Anche Buru Buru, il quartiere dove abita Mary Anne, è completamente al buio quando arriviamo, a parte una zona centrale con un bar e una immensa stazione di benzina Esso che sembra un'astronave, e il lungo edificio di fronte dove molti negozi con le insegne al neon sono ancora illuminati. Ma le vie attorcigliate su se stesse a spirale, come certi sobborghi di Londra - Buru Buru crescent!  sono di nuovo un bagno nell'oscurità e in un silenzio celebrato dai riquadri delle finestre accese come tanti lumini. Si intuisce un'esistenza familiare, strutturata, ben vestita.

Ci fermiamo davanti a un cancello di metallo pieno, che viene spalancato per consentirci di parcheggiare all'interno di un alto muro perimetrale bianco, con i cossi di bottigia sul ciglio per difendersi, forse, da altri ragazzi di Getto Ngei.

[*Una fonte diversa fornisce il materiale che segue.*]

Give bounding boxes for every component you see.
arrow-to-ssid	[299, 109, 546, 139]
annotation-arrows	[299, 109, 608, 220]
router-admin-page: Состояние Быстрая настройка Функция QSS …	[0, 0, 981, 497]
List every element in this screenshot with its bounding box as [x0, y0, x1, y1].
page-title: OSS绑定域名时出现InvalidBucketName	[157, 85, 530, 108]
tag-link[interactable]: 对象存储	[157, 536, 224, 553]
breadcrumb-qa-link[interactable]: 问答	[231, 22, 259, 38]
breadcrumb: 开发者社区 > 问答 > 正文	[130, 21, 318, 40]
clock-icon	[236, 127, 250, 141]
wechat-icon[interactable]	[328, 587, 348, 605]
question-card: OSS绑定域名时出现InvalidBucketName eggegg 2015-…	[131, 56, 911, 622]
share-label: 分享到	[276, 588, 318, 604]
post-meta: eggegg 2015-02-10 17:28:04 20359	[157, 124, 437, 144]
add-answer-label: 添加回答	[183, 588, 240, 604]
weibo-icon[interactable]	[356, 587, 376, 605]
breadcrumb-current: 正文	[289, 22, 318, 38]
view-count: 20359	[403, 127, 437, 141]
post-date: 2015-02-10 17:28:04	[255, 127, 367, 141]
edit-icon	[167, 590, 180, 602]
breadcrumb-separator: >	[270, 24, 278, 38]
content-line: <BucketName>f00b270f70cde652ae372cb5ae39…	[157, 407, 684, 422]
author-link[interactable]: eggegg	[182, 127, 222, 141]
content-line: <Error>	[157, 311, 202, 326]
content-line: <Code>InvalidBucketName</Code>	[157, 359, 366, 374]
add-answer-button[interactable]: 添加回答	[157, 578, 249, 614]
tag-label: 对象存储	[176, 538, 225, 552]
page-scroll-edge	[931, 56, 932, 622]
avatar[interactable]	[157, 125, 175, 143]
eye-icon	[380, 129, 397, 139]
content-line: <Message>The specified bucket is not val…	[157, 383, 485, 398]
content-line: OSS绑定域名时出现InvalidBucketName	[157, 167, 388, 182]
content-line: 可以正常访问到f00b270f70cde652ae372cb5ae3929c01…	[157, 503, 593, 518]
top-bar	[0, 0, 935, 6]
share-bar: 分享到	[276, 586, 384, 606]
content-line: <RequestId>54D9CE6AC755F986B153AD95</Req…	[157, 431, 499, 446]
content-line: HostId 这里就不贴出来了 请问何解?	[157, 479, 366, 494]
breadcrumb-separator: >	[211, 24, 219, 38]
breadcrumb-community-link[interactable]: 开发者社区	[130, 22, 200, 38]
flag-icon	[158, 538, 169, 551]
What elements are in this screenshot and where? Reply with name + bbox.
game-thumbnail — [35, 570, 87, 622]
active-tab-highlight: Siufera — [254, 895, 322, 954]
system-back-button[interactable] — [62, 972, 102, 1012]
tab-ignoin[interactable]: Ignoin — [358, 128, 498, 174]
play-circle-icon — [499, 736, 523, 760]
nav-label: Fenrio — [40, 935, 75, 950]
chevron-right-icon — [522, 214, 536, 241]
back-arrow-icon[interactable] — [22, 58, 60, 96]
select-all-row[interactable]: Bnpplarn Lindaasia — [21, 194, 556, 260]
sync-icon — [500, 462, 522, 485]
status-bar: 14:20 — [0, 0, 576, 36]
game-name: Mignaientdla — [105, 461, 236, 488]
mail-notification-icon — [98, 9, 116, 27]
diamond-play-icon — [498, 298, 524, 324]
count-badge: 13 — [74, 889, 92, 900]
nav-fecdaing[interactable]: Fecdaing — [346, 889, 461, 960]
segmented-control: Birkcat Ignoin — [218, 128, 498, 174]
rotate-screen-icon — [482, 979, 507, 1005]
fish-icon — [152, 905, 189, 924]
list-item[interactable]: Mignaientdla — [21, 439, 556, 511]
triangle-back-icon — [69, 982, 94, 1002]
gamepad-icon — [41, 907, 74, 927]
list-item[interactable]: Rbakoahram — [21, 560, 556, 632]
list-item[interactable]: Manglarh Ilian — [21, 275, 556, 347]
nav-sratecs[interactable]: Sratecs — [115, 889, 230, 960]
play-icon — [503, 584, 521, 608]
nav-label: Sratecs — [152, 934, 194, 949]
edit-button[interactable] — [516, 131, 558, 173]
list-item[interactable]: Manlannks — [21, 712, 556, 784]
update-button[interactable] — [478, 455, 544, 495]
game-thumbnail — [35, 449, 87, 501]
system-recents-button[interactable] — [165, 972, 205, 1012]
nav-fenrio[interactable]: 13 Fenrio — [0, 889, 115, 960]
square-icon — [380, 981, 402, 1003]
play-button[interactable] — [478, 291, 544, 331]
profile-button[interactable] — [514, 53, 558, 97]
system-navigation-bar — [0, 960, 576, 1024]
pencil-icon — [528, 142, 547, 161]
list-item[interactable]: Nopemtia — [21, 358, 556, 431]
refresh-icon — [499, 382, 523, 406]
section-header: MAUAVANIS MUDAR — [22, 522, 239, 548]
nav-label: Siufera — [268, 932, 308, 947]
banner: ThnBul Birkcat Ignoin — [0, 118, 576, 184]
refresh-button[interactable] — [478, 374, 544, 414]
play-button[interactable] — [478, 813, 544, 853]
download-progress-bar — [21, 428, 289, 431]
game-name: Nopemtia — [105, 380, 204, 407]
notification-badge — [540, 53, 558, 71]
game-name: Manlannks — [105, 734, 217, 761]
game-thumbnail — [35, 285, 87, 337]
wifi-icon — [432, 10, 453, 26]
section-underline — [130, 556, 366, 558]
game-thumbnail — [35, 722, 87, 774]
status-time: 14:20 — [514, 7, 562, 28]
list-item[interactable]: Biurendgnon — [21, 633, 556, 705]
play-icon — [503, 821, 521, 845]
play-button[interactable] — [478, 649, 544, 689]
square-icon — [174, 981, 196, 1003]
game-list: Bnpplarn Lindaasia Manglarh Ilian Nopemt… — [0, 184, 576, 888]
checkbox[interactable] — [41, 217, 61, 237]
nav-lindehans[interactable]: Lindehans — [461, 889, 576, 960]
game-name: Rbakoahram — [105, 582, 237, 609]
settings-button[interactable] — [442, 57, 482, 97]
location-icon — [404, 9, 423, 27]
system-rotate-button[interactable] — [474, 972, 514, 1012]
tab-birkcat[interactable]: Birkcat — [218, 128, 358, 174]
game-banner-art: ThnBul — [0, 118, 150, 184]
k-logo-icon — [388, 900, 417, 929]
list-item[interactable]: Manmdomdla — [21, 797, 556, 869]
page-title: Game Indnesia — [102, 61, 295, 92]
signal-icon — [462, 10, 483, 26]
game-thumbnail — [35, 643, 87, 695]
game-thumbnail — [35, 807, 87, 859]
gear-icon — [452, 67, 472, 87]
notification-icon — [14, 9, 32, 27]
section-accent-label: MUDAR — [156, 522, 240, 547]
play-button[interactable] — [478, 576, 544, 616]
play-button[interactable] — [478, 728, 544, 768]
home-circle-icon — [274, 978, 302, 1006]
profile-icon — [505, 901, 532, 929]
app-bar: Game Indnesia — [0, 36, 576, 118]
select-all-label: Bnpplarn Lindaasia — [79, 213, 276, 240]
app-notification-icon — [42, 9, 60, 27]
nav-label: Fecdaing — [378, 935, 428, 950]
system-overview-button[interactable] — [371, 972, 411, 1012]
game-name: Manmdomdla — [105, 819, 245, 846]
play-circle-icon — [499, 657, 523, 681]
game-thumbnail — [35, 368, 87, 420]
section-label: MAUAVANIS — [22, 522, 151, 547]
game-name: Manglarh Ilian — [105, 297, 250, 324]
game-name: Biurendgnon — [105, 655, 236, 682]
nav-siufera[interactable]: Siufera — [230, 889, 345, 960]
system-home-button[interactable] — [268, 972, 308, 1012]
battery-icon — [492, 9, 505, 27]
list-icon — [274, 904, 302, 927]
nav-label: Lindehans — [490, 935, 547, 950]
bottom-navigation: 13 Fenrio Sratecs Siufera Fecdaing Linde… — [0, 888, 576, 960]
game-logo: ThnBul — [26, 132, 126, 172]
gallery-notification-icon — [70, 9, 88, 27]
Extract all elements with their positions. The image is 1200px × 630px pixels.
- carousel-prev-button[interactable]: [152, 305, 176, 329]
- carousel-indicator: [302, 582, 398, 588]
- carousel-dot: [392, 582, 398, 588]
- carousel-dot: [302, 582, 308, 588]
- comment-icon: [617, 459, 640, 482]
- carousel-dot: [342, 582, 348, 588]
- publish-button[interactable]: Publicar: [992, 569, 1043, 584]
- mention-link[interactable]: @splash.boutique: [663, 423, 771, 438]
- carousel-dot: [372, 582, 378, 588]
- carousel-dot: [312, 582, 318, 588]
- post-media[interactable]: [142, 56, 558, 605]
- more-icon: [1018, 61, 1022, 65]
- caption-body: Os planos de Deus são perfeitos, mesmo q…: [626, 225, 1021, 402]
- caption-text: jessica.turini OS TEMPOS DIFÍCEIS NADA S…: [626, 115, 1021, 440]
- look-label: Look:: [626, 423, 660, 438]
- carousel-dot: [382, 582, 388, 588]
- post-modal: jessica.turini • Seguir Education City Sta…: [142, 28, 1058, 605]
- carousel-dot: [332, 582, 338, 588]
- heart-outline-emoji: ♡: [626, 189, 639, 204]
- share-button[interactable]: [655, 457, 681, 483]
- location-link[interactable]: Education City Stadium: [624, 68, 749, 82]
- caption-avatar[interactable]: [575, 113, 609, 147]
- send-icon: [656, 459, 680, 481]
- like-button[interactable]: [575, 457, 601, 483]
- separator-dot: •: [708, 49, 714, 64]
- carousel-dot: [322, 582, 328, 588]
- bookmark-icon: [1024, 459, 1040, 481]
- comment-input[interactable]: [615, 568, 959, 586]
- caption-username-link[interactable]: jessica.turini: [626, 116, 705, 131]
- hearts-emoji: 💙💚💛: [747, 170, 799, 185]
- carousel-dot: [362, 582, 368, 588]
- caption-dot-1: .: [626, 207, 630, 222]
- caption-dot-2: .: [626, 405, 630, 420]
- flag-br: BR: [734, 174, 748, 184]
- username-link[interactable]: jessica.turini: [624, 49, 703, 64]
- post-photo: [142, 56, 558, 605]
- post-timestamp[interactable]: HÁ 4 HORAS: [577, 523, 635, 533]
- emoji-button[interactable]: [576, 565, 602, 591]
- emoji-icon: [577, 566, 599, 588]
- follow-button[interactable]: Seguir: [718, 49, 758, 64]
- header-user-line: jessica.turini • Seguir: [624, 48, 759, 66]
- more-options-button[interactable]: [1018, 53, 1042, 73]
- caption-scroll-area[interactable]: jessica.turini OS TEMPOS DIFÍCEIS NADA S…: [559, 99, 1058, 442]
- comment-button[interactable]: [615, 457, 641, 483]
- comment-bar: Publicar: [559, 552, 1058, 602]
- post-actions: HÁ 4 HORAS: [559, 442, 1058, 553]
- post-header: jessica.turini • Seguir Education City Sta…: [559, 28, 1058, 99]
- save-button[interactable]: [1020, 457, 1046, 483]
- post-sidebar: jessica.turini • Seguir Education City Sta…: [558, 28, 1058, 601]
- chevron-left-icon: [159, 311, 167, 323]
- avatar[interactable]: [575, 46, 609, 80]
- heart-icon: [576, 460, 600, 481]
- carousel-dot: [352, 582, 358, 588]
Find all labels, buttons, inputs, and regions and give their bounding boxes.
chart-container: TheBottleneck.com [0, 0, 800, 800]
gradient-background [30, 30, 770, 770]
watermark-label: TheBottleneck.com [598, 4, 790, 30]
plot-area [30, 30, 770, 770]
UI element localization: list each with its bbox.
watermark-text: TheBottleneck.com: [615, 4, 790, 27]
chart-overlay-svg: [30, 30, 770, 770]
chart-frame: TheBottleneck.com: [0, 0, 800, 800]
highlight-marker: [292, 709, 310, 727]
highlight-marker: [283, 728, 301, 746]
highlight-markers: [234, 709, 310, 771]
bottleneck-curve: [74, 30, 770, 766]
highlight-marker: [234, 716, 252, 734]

All'interno, è evidente che la nostra visita viene accolta come un onore dal padre e dalla madre di Mary Anne. Ci invitano a sedere circondati dai fratelli e ci offrono fette di pane imburrato - ma deve essere margarina vegetale -, birra locale Tusker Premium e Sprite. Il salotto è piccolo ma denso di mobilio, di libri e oggetti affastellati gli uni sugli altri. C'è anche un televisore, acceso, che emana una luce verdognola. Le immagini sono disturbate dallo scorrimento orizzontale, e di questo la madre di Mary Anne si scusa con me.

Ceto medio davvero. Le figlie grandi ci salutano, escono con la macchina del padre, vanno a una festa di scuola. Il padre porta basette e folti baffi neri, ci parla del suo lavoro in un ufficio della Kenya Commercial Bank in centro. Spiega che la macchina costa, ma sorbirsi il viaggio in matatu ogni giorno non è cosa per lui. La madre parla di come siano violenti i matatu boys, e anche ladri, e poi si lancia in una lunga digressione sui bus di Londra che lei - c'è stata ben due volte, a trovare i parenti - conosce così bene. Si fa presto inarrestabile, questa grossa madre con il vestito a grossi fiori colorati, e dice che le piacerebbe tanto viaggiare, che ama tanto l'Europa, e comincia a declamare i nomi dei negozi di Londra, e Harrod's, e Bloomingdale, e Oxford street: oh, come li si conosce bene!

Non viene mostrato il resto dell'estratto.